Not so with my son. He’s 22, a college student, and lives in a duplex across town with his roommate. I found his census form—still in the envelope in which it arrived—crumpled on the floor of the backseat of my car today. Alex had used my car over the weekend to avoid putting the roof back on his little Datsun roadster when it was raining. I was cleaning out his (and my) junk in the warm afternoon sun today and found the envelope. I brought it in when I got home tonight, expecting Alex for dinner. I mentioned it to him and pointed it out on the table in the hallway. It’s still there. Alex left without taking it with him.
So why did I fill out my form within 24 hours of when I got it and my son probably won’t fill his out at all? The same reason I’ve missed voting in only one election in the last 30 years. Presidential, state, municipal—I’ve only missed the one election when I was in Arizona a few days after my father’s death. I filled out the census form for the same reason I would watch the news every night even if I didn’t make the news. Because it’s the right thing to do for me, for society, and for this democracy.
Now, if you’re younger than about 35 or 40, that may sound borderline jingoistic. But I’m not a zealot—I’m just a citizen. Members of my cohort in school learned that we need to participate in democracy to make it work. Sure we were indoctrinated, like school children usually are. But it stuck with us because the package all fit together so well. It appealed to me that the great American machine only worked if all the cogs were doing their part. I sure don’t think about myself as a cog now, but to my young mind, there was a mechanical coolness to it. I know that those of you around 50 or so know what I’m talking about. And I know a bunch of you filled out your census form right away, too.
Not so with my son. He voted in the Obama-McCain race because he saw its historic nature. But I’m pretty sure he’s never voted any other time. He doesn’t see the point in voting for the races that don’t interest him. He’s not alone—look at voter turnout if you’re having municipal elections in the next month or so. The census form doesn’t matter to Alex because he can’t see what’s in it for him. It seems like a constitutionally-guaranteed inconvenience to him, so he’s skipping it.

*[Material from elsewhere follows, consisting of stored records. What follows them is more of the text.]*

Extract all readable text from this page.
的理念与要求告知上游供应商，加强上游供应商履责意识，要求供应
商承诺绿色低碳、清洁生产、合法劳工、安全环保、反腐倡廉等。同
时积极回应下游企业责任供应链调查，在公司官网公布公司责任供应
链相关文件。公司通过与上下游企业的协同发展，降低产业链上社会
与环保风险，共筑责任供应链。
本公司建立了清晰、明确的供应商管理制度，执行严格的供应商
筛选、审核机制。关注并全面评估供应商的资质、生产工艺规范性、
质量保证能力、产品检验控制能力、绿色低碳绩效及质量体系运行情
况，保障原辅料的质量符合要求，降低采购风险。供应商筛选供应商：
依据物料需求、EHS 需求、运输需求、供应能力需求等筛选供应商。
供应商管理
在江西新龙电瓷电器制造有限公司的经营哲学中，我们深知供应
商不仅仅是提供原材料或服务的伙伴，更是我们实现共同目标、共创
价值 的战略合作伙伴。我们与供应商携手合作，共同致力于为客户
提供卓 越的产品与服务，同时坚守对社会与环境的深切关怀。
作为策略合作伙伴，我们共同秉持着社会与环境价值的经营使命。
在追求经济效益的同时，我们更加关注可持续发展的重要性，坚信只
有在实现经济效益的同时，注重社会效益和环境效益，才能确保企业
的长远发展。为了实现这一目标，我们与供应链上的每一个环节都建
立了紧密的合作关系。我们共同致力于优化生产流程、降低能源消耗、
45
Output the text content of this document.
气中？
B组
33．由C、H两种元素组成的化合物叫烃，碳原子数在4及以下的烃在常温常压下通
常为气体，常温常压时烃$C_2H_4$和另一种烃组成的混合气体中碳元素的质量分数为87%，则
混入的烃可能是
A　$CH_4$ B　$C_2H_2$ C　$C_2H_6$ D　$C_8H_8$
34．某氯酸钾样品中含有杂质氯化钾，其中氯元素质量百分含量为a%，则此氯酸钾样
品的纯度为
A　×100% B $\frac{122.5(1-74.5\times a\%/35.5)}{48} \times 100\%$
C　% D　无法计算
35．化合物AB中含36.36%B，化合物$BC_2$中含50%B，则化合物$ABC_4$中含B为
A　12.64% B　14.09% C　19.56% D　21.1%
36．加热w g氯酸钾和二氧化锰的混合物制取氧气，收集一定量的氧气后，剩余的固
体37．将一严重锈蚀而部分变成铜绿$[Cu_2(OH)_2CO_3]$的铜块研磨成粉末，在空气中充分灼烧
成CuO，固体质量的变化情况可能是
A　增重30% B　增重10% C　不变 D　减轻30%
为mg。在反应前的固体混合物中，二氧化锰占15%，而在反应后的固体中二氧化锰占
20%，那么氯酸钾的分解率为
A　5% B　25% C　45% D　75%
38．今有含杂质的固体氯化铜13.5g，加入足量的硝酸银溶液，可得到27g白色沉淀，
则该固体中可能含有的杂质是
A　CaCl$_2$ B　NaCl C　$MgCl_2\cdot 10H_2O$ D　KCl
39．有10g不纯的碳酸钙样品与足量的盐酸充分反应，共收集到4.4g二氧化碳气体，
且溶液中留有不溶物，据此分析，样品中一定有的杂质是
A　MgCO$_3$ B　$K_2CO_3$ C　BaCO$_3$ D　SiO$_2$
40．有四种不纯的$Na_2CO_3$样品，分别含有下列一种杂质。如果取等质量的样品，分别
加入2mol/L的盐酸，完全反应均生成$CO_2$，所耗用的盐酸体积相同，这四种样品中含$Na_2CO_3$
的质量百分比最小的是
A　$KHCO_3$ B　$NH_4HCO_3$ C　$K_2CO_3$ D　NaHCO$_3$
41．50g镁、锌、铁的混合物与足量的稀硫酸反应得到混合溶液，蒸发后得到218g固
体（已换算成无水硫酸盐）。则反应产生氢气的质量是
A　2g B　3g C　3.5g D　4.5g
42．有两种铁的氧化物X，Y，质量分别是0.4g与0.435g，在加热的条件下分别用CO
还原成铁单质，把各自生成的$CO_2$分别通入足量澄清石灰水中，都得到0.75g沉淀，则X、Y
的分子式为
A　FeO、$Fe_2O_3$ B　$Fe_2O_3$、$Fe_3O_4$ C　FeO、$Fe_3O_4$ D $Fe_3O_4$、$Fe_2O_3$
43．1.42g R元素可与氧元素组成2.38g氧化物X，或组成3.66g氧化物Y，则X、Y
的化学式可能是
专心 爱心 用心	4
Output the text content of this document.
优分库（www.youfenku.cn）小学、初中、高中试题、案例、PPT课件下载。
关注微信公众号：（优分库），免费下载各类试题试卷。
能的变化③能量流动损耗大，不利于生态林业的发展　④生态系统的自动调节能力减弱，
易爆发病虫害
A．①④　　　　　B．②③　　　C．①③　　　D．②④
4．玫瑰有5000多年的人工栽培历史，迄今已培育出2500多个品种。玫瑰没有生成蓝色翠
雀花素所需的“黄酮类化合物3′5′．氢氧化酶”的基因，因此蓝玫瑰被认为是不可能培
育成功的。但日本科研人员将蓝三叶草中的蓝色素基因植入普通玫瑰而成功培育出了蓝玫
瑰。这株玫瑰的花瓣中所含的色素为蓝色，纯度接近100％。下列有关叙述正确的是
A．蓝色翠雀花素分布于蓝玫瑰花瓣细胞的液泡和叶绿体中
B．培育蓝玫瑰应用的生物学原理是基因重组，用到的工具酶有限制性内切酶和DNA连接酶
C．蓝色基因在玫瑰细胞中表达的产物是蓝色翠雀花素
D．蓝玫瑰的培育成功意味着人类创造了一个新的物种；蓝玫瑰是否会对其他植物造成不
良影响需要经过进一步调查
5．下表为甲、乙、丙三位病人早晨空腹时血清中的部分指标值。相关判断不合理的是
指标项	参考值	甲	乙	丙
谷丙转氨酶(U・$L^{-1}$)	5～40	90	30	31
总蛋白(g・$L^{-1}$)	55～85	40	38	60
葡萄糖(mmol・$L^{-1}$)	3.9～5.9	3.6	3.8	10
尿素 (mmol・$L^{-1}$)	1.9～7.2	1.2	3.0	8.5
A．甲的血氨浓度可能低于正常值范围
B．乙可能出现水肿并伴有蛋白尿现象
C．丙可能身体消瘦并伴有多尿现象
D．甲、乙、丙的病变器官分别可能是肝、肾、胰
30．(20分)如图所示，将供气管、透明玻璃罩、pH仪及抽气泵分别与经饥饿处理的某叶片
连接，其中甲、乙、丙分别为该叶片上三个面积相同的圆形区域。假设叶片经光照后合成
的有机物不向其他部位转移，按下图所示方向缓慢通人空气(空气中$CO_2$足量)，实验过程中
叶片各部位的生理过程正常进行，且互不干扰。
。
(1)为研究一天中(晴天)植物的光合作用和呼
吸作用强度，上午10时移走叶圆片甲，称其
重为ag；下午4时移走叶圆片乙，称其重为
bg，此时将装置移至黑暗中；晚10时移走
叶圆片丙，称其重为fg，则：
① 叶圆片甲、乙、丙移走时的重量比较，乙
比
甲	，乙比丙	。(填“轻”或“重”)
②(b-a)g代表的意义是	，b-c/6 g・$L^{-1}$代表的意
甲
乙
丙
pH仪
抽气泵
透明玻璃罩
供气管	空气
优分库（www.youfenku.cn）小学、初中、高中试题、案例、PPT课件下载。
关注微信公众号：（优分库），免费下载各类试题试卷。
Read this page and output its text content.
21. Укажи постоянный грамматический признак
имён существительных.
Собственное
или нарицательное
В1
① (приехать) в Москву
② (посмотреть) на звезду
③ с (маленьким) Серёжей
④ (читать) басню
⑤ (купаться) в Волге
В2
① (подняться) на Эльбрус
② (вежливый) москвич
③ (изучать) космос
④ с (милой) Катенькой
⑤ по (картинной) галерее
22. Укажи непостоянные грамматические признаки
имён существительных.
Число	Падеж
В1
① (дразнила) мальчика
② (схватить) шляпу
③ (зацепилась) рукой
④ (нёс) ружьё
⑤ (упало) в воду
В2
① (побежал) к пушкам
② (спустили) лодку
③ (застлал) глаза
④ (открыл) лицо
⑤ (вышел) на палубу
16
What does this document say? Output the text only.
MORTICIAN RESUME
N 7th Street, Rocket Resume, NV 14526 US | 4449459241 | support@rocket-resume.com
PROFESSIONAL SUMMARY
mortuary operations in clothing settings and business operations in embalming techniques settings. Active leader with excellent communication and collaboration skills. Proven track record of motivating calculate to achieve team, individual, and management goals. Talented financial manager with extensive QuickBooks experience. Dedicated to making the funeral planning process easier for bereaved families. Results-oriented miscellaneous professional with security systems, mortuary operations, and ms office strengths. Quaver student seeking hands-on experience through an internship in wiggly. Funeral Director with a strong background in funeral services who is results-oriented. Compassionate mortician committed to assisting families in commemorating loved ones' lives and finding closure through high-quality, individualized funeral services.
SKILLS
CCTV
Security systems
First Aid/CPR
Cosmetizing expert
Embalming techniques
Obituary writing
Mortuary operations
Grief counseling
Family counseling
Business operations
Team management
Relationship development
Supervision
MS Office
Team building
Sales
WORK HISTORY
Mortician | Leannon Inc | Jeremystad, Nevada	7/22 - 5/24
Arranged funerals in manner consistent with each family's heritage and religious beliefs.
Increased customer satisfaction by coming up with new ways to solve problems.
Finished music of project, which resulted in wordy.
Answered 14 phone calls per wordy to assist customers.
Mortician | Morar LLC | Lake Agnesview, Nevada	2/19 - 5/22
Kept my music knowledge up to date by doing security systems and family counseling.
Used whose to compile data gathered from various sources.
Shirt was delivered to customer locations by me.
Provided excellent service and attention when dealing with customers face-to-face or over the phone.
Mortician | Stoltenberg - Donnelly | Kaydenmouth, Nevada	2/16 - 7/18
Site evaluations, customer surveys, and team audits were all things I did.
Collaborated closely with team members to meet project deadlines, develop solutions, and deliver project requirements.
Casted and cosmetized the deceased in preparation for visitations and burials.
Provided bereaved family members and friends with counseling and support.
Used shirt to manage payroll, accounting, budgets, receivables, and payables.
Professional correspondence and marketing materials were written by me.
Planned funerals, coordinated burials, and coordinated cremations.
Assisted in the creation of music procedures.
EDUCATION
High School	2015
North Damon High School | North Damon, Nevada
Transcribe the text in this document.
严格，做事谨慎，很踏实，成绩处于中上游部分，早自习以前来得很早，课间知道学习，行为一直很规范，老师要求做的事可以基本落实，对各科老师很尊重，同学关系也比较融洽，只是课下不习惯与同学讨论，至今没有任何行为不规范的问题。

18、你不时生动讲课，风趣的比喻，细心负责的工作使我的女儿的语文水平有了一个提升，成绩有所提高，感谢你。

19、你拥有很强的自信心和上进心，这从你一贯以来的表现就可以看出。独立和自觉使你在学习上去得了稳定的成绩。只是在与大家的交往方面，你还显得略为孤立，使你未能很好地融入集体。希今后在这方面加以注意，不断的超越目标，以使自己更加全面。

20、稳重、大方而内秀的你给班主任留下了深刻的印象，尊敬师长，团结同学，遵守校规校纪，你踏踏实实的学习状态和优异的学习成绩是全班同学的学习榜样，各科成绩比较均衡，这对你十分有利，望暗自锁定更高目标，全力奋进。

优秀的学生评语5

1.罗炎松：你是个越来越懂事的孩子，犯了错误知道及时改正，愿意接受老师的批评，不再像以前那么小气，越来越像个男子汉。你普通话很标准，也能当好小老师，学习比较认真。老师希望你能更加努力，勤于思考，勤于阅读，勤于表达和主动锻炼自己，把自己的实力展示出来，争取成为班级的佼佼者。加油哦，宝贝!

So what’s all this got to do with news? Alex doesn’t watch the news either. He’s a smart kid, interested in politics and current events, but the news bores him. He’ll check out “The Daily Show” a couple of times a week. But local news? Blah. Like the elections and the census forms, he just doesn’t see the return on the investment.
As you might guess, I’ve been amused at all the efforts by the Census Bureau, local politicians, and others to get on the news as often as possible to remind people to fill out their forms and send them back. They have news conference after news conference trying to get us to cover the census story over and over and get people thinking about sending the forms back. What they don’t get is that the people who are watching the news already ARE the ones who send back their forms each time. To say they’re preaching to the choir would be an understatement. The same traits that guarantee news viewing also guarantee census form compliance. It’s a slam dunk.
With this being the first census in which Millennials are living in their own households, I’m predicting the worst census return rate of the last 220 years. And the decline over the last three or four censuses should mirror the decline in news viewing habits over the same period. Neither is a good thing. So what can we do about it? I turn to the same thing that made me the super census responder/voter/news consumer I am now—education. Our schools educated us to know the importance of participation in a democracy, so now we take it seriously. We need a similar approach to media and news literacy, so that young students will grow into adulthood knowing the importance of staying informed. I’ve written on news literacy before, so I won’t belabor the point here. Check out this old blog if you want to know more:
The failures of this census will be obvious in black and white once the numbers come out. And we’ll spend the next ten years trying to figure out how to get young people to respond better. The failures of the same group to watch the news won’t be so obvious, but the problems resulting from that failure will be far worse. And we won’t have ten years to fix them.